SPORT
Wysoka porażka Korony Handball w Lublinie
Szczypiornistki Korony Handball nie zanotowały udanego powrotu po zimowej przerwie. Kielczanki w pierwszym meczu rundy rewanżowej PGNiG Superligi uległy na wyjeździe liderowi tabeli - MKS-owi Perle Lublin 22:41. Podopieczne Tomasza Popowicza po pierwszej połowie przegrywały różnicą aż piętnastu bramek, w drugiej zaprezentowały się zdecydowanie lepiej i prowadziły bardziej wyrównaną grę z jedną z najlepszych drużyn w kraju.
MKS Perła Lublin - Korona Handball Kielce 41:22 (24:9)
MKS Perła Lublin: Januchta, Gawlik, Besen – Rola 6, Gęga 2, Matuszczyk 1, Stasiak, Repelewska, Drabik 2, Nestsiaruk 5, Mihdaliova 3, Nocuń 8, Skrzyniarz 1, Rosiak 6, Achruk 5.
Korona Handball Kielce: Orowicz, Chojnacka, Wałcerz – Dos Santos 4, Zimnicka 1, Więckowska D. 4, Gliwińska 2, Więckowska M 1., Janczyk, Czekala 2, Skowrońska 4, Piecaba 2, Radzikowska 1, Homonicka 1.
Kielczanki spotkanie w Hali Globus zaczęły bardzo nerwowo. Podopieczne Tomasza Popowicza seryjnie gubiły piłki w ataku i już w 6. minucie przegrywały 1:6. Szkoleniowiec Korony szybko poprosił o czas, ale nie zmieniło to obrazu gry.Kieleckie szczypiornistki nie mogły poradzić sobie z mocną obroną lubinianek i dalej notowały straty, które zawodniczki Roberta Lisa zamieniały na bramki. Gospodynie po 10. minutach prowadziły już 10:1.

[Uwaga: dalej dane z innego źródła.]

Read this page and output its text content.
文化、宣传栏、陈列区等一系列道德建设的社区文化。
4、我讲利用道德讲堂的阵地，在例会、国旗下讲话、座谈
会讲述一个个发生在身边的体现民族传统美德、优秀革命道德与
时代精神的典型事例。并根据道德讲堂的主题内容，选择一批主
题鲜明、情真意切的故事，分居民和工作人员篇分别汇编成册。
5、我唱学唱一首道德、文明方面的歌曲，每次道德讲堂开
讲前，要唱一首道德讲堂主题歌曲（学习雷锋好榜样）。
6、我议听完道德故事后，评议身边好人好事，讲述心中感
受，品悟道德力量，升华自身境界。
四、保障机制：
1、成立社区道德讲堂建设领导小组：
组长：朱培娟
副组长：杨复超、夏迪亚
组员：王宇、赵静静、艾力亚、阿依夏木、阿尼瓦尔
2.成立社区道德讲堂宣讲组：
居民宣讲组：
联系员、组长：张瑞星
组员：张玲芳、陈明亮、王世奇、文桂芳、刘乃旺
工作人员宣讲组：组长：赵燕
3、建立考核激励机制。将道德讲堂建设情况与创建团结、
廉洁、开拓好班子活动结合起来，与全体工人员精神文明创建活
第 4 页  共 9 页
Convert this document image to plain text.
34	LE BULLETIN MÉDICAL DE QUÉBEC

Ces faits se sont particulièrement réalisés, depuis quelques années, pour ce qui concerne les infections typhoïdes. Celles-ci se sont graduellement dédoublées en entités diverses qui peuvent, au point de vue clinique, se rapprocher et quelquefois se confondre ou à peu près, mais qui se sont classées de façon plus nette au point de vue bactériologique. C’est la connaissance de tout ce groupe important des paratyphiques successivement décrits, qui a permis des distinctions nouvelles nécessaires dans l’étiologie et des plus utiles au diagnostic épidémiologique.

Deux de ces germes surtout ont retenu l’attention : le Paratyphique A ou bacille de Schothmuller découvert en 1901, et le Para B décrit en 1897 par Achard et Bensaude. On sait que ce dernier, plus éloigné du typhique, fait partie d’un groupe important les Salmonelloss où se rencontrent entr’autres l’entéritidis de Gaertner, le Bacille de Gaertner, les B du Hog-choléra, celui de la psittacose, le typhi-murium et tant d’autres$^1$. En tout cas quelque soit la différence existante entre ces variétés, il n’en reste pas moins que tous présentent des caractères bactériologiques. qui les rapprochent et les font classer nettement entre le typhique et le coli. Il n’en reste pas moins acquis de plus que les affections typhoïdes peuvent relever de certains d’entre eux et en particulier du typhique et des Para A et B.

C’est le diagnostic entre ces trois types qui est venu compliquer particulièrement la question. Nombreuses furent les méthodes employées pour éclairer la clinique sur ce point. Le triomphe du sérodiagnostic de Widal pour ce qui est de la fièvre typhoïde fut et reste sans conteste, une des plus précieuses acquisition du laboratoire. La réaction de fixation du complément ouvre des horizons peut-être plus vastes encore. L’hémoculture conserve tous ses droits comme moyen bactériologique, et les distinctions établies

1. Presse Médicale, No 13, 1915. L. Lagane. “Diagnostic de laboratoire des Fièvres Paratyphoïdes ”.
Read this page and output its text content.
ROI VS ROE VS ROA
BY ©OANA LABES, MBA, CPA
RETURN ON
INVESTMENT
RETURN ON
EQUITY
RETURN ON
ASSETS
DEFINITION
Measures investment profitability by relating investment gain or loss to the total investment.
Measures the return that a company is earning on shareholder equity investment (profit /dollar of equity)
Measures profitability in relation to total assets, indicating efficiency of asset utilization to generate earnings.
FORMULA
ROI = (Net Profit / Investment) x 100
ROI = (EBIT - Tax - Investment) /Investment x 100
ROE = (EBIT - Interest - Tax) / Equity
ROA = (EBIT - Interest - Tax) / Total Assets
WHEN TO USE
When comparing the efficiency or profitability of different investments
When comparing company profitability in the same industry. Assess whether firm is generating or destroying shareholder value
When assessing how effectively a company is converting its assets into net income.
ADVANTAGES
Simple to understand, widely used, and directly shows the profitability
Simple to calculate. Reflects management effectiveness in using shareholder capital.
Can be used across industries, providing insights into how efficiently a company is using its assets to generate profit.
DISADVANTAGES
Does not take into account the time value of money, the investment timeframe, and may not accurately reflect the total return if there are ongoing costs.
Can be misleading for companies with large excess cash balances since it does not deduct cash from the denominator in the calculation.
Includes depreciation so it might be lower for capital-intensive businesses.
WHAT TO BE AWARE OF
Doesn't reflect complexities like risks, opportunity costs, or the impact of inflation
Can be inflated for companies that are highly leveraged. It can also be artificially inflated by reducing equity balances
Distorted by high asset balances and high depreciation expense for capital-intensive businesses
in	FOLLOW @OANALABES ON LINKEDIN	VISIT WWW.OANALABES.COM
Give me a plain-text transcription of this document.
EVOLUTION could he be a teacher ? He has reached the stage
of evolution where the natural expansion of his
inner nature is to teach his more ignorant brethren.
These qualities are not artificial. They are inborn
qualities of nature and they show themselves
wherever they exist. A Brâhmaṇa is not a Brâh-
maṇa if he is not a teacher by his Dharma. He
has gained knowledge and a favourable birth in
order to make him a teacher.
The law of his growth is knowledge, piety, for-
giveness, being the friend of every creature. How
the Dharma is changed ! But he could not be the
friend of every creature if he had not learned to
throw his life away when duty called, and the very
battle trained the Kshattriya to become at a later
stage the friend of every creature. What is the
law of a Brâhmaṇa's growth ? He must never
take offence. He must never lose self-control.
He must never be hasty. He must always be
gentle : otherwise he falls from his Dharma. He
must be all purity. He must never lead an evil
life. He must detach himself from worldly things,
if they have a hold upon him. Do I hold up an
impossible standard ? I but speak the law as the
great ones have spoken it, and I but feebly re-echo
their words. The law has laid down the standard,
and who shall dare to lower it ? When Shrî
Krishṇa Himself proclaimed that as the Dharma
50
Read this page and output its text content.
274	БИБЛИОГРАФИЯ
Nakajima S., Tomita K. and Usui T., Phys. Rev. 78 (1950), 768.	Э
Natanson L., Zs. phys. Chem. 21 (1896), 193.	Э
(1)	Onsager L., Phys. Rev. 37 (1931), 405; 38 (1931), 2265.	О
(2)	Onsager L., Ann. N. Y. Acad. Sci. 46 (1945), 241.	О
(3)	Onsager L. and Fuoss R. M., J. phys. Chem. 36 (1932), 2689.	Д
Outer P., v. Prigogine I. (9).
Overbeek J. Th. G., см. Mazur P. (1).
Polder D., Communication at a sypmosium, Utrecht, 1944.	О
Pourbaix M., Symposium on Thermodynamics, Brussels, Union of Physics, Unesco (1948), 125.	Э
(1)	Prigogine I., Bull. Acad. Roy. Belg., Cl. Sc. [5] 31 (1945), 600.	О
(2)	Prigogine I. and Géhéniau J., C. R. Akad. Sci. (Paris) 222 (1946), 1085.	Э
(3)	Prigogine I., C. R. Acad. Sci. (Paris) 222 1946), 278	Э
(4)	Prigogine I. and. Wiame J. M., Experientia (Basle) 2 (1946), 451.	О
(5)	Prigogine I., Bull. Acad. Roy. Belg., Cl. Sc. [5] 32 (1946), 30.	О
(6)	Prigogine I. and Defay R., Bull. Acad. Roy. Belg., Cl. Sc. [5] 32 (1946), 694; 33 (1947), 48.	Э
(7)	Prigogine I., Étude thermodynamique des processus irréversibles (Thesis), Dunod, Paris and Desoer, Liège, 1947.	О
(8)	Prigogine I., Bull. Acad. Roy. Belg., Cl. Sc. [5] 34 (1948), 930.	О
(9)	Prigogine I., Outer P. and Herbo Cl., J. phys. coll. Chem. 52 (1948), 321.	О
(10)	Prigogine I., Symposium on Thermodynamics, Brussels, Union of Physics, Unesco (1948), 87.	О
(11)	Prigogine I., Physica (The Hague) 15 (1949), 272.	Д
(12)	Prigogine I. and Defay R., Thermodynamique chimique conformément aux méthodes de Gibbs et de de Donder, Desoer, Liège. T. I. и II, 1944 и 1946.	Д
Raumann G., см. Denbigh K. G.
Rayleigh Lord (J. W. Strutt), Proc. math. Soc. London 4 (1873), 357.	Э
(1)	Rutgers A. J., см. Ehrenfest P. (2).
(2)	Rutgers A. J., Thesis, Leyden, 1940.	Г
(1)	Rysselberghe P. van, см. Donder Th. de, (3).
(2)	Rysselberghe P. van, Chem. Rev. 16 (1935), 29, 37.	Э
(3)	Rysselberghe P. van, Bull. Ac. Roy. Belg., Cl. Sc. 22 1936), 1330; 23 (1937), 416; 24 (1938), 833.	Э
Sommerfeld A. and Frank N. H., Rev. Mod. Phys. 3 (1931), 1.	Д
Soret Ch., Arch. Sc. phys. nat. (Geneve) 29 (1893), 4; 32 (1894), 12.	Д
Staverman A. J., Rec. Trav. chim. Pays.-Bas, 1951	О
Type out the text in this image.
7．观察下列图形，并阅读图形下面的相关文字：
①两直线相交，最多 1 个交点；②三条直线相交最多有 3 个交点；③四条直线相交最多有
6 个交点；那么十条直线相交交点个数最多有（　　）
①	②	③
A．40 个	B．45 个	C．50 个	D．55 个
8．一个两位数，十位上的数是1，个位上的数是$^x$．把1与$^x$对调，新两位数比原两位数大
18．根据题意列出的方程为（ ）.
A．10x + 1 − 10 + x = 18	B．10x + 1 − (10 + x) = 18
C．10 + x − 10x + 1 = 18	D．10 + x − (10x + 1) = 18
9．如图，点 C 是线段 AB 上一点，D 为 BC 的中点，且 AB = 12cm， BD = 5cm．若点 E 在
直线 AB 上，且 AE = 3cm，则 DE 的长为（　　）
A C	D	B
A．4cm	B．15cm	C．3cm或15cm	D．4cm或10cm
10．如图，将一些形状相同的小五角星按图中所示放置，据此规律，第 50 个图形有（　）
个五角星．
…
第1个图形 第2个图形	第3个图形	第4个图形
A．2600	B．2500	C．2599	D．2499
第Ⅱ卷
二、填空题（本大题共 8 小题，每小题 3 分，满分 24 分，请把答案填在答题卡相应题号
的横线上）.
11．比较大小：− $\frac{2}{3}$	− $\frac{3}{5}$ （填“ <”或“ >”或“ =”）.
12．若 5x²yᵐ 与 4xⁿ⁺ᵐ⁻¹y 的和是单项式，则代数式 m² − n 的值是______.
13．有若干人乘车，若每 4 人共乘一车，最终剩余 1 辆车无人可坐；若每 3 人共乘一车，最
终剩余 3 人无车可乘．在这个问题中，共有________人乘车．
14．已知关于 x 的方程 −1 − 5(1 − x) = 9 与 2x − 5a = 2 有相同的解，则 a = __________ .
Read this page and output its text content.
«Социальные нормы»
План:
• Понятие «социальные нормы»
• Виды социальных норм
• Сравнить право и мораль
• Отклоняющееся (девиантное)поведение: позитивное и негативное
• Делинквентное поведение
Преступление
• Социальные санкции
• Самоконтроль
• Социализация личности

W kolejnych akcjach błysnęła bramkarka kieleckiego klubu - Patrycja Chojnacka, która w świetnym stylu zatrzymała trzy rzuty zawodniczek MKS-u. Po stronie Korony pierwsze trafienia z dystansu na swoim koncie zapisały Dominika Więckowska i Priscila Dos Santos. Kielczanki dalej miały jednak problem z grą w ataku. Nawet jeśli oddawały celne rzuty to na ich drodze stawała dobrze dysponowana Aleksandra Januchta. Pierwsze trzydzieści minut zakończyło się prowadzeniem MKS-u 24:9.
Druga połowa dla Korony rozpoczęła się zdecydowanie lepiej, bo od prowadzenia 3:0. W kieleckiej bramce dobrze spisywała się Aleksandra Orowicz, a w ataku szybko trzy trafienia na swoim koncie zapisała Magdalena Skowrońska. Ambitnie grające kielczanki po kwadransie tej części prowadziły 9:7. Podopieczne Tomasza Popowicza w końcówce nieco wyhamowały, a zawodniczki MKS-u nieco podwyższyły swoje prowadzenie i ostatecznie zwyciężyły 41:22.
Korona Handball w przyszłą sobotę o 17.00 w hali przy ul. Krakowskiej zmierzy się z UKS-em PCM Kościerzyna.